Undeterred, the UC Santa Barbara professor of history, who specializes in ancient China, dove into training like an Olympian. With the help of a $238,700 New Directions fellowship from the Andrew W. Mellon Foundation, Barbieri became, for all intents and purposes, a graduate student in Egyptian archaeology and hieroglyphics at UCLA.

The result after seven years of study and research: “Ancient Egypt and Early China: State, Society, and Culture” (University of Washington Press, 2021), Barbieri’s groundbreaking comparison of the two civilizations.

The similarities between New Kingdom Egypt and Han dynasty China are both stark and subtle. Both sat on river plains that required sophisticated management to feed their people; each relied on warfare and diplomacy to expand and maintain their empires; both had notorious leaders who enacted radical reforms and were later undone by overreach; each had a system of universal justice; both maintained a culture of highly trained scribes; each developed elaborate tomb models that provided for the afterlife; and both created board games that helped one find paradise in the afterlife.

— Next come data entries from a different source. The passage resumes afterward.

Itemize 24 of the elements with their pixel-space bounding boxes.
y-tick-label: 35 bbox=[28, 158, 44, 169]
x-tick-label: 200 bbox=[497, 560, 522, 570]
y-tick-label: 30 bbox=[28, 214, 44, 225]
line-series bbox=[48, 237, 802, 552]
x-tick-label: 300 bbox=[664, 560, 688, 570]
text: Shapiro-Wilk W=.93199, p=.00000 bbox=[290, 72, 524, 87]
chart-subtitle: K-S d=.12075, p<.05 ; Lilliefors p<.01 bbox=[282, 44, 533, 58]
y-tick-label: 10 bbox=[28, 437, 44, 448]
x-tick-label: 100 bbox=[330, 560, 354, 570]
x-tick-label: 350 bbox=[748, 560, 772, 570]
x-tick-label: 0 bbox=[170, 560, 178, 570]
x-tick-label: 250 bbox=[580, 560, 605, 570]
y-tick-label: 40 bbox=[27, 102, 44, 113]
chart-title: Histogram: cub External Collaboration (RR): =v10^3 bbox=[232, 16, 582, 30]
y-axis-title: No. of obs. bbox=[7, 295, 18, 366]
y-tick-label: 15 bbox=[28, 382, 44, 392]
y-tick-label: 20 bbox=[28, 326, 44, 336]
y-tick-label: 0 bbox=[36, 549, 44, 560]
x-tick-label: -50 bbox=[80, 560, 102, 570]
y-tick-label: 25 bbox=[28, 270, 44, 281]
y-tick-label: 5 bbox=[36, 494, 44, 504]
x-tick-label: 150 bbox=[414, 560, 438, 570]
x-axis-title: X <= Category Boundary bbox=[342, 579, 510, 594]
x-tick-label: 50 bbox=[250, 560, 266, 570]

Comparative studies of civilizations are not new. As Barbieri notes, multiple scholars have compared Roman and Greek societies with that of China. But those cultures were contemporaneous, allowing for the possibility of contact and influence. Not so with the New Kingdom and the Han dynasty.

“There’s no direct contact between the two, obviously, because the time-frame is skewed,” he said. “I did that intentionally because then you don’t get cross-contamination, which can hamper a cross-cultural comparison.”

So why compare New Kingdom Egypt and Han dynasty China? For Barbieri, two key reasons stand out: For one, he’s had a keen interest in Egyptology for many years. His education as a de facto grad student gave him the solid grounding he wanted. More importantly, he believes immersing himself in a new field allows him to avoid “the trap” of overspecialization, which can lead to a kind of academic tunnel vision.

As he has stated in an online lecture about the book, “One of the benefits of comparative study is to make what seems familiar, unfamiliar, to break oneself out of the routine of thinking that certain things about China or certain things about Egypt are normal or characteristic of those civilizations and to force oneself to think differently about the situation.”

Barbieri credits his graduate advisor at Princeton, Robert W. Bagley, who was fascinated by Egypt, for helping him think outside the China box.

“Even though he was a China specialist,” Barbieri said, “almost the only thing we ever read together was Egyptology or anthropology, because he said you have to read outside your field. He trusted me to teach myself about China, but he said, ‘You really have to read outside your field. You have to see what anthropologists and other people are doing.’ ”

Barbieri — who reads and speaks modern Chinese, reads ancient Chinese, Japanese and ancient Egyptian, and plans to learn ancient Greek — said that his study of Egyptology offered him new ways to think about China and led directly to his book, which is the first of its kind.

“As I was sitting in those classes at UCLA,” he said, “every time stuff would come up, I would always be thinking about China. What does this look like in China? Or how is this similar? How is this different than China? And so the book started writing itself in my head while I was in these classes. I realized that this would make a fantastic book that no one had ever attempted before.”